RPI has been checking out the potential synergy between abiotic and biotic degradation of a big mix of contaminants on an activated charcoal platform. Products based on activated carbon have been offered by RPI for over fourteen years, though there has been a recent interest in “Carbon Based Injectates” with many people and organizations offering their opinions. RPI’s laboratory has been evaluating various blends of microorganisms said to degrade chlorinated solvents, hydrocarbons, and numerous supplements and substrates to evaluate performance of its BOS 100® when coupled with Enhanced Reductive Dechlorination (ERD) for treatment of sites heavily impacted by these contaminants.
CAT100™ was developed with the goal of identifying a combination of proven technologies that could work together in a way allowing a single treatment to achieve the cleanup levels, resulting in a big reduction in time, cost, and the field effort needed.
Rather than prepare reagent water solutions of various mixtures of contaminants, groundwater from real-world sites were used. CAT100™ is performing beyond our expectations.

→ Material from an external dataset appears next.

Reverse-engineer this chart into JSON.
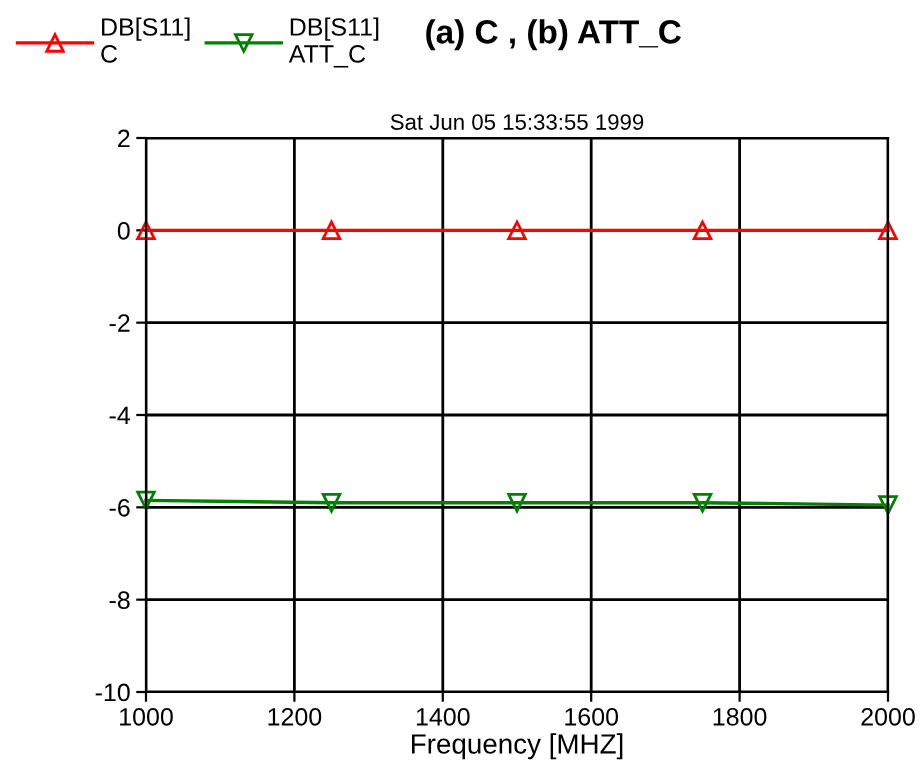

Because of the wide-ranging mix of contaminants, no one set of organisms can address them. Conventional approaches to such a site would include a blend of microorganisms designed to degrade the chlorinated compounds (along with a substrate such as lactate) and a blend to degrade the aromatic and aliphatic hydrocarbons.

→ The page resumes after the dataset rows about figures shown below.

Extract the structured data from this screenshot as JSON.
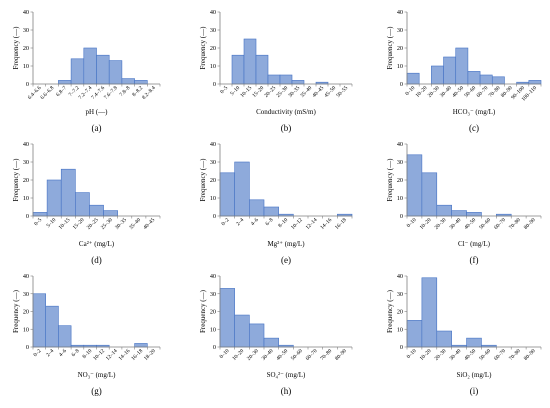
{
  "chart_data": [
    {
      "type": "bar",
      "panel_label": "(a)",
      "xlabel": "pH (—)",
      "ylabel": "Frequency (—)",
      "ylim": [
        0,
        40
      ],
      "yticks": [
        0,
        10,
        20,
        30,
        40
      ],
      "categories": [
        "6.4–6.6",
        "6.6–6.8",
        "6.8–7",
        "7–7.2",
        "7.2–7.4",
        "7.4–7.6",
        "7.6–7.8",
        "7.8–8",
        "8–8.2",
        "8.2–8.4"
      ],
      "values": [
        0,
        0,
        2,
        14,
        20,
        16,
        13,
        3,
        2,
        0
      ]
    },
    {
      "type": "bar",
      "panel_label": "(b)",
      "xlabel": "Conductivity (mS/m)",
      "ylabel": "Frequency (—)",
      "ylim": [
        0,
        40
      ],
      "yticks": [
        0,
        10,
        20,
        30,
        40
      ],
      "categories": [
        "0–5",
        "5–10",
        "10–15",
        "15–20",
        "20–25",
        "25–30",
        "30–35",
        "35–40",
        "40–45",
        "45–50",
        "50–55"
      ],
      "values": [
        0,
        16,
        25,
        16,
        5,
        5,
        2,
        0,
        1,
        0,
        0
      ]
    },
    {
      "type": "bar",
      "panel_label": "(c)",
      "xlabel": "HCO₃⁻ (mg/L)",
      "ylabel": "Frequency (—)",
      "ylim": [
        0,
        40
      ],
      "yticks": [
        0,
        10,
        20,
        30,
        40
      ],
      "categories": [
        "0–10",
        "10–20",
        "20–30",
        "30–40",
        "40–50",
        "50–60",
        "60–70",
        "70–80",
        "80–90",
        "90–100",
        "100–110"
      ],
      "values": [
        6,
        0,
        10,
        15,
        20,
        7,
        5,
        4,
        0,
        1,
        2
      ]
    },
    {
      "type": "bar",
      "panel_label": "(d)",
      "xlabel": "Ca²⁺ (mg/L)",
      "ylabel": "Frequency (—)",
      "ylim": [
        0,
        40
      ],
      "yticks": [
        0,
        10,
        20,
        30,
        40
      ],
      "categories": [
        "0–5",
        "5–10",
        "10–15",
        "15–20",
        "20–25",
        "25–30",
        "30–35",
        "35–40",
        "40–45"
      ],
      "values": [
        2,
        20,
        26,
        13,
        6,
        3,
        0,
        0,
        0
      ]
    },
    {
      "type": "bar",
      "panel_label": "(e)",
      "xlabel": "Mg²⁺ (mg/L)",
      "ylabel": "Frequency (—)",
      "ylim": [
        0,
        40
      ],
      "yticks": [
        0,
        10,
        20,
        30,
        40
      ],
      "categories": [
        "0–2",
        "2–4",
        "4–6",
        "6–8",
        "8–10",
        "10–12",
        "12–14",
        "14–16",
        "16–18"
      ],
      "values": [
        24,
        30,
        9,
        5,
        1,
        0,
        0,
        0,
        1
      ]
    },
    {
      "type": "bar",
      "panel_label": "(f)",
      "xlabel": "Cl⁻ (mg/L)",
      "ylabel": "Frequency (—)",
      "ylim": [
        0,
        40
      ],
      "yticks": [
        0,
        10,
        20,
        30,
        40
      ],
      "categories": [
        "0–10",
        "10–20",
        "20–30",
        "30–40",
        "40–50",
        "50–60",
        "60–70",
        "70–80",
        "80–90"
      ],
      "values": [
        34,
        24,
        6,
        3,
        2,
        0,
        1,
        0,
        0
      ]
    },
    {
      "type": "bar",
      "panel_label": "(g)",
      "xlabel": "NO₃⁻ (mg/L)",
      "ylabel": "Frequency (—)",
      "ylim": [
        0,
        40
      ],
      "yticks": [
        0,
        10,
        20,
        30,
        40
      ],
      "categories": [
        "0–2",
        "2–4",
        "4–6",
        "6–8",
        "8–10",
        "10–12",
        "12–14",
        "14–16",
        "16–18",
        "18–20"
      ],
      "values": [
        30,
        23,
        12,
        1,
        1,
        1,
        0,
        0,
        2,
        0
      ]
    },
    {
      "type": "bar",
      "panel_label": "(h)",
      "xlabel": "SO₄²⁻ (mg/L)",
      "ylabel": "Frequency (—)",
      "ylim": [
        0,
        40
      ],
      "yticks": [
        0,
        10,
        20,
        30,
        40
      ],
      "categories": [
        "0–10",
        "10–20",
        "20–30",
        "30–40",
        "40–50",
        "50–60",
        "60–70",
        "70–80",
        "80–90"
      ],
      "values": [
        33,
        18,
        13,
        5,
        1,
        0,
        0,
        0,
        0
      ]
    },
    {
      "type": "bar",
      "panel_label": "(i)",
      "xlabel": "SiO₂ (mg/L)",
      "ylabel": "Frequency (—)",
      "ylim": [
        0,
        40
      ],
      "yticks": [
        0,
        10,
        20,
        30,
        40
      ],
      "categories": [
        "0–10",
        "10–20",
        "20–30",
        "30–40",
        "40–50",
        "50–60",
        "60–70",
        "70–80",
        "80–90"
      ],
      "values": [
        15,
        39,
        9,
        1,
        5,
        1,
        0,
        0,
        0
      ]
    }
  ]
}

In this study we come to four conclusions.
Addition of substrate electron donor materials, and particularly complex carbohydrates (such as starch) or peptide containing materials along with consortia specifically designed to degrade these complex substrates significantly improves performance and rates of degradation increase across the board.
There is a significant synergy between metallic iron impregnated activated carbon and ERD that greatly enhances the overall performance beyond what can be achieved with either technology alone.
The inclusion of ERD along with BOS 100® creates a condition whereby degradation of substrate donor materials acts like an electron pump supplying electrons to the activated carbon.
It appears that the metallic iron is acting in a true catalytic fashion promoting degradation of chlorinated contaminants. In other words, the iron promotes the degradation but is not depleted in the process.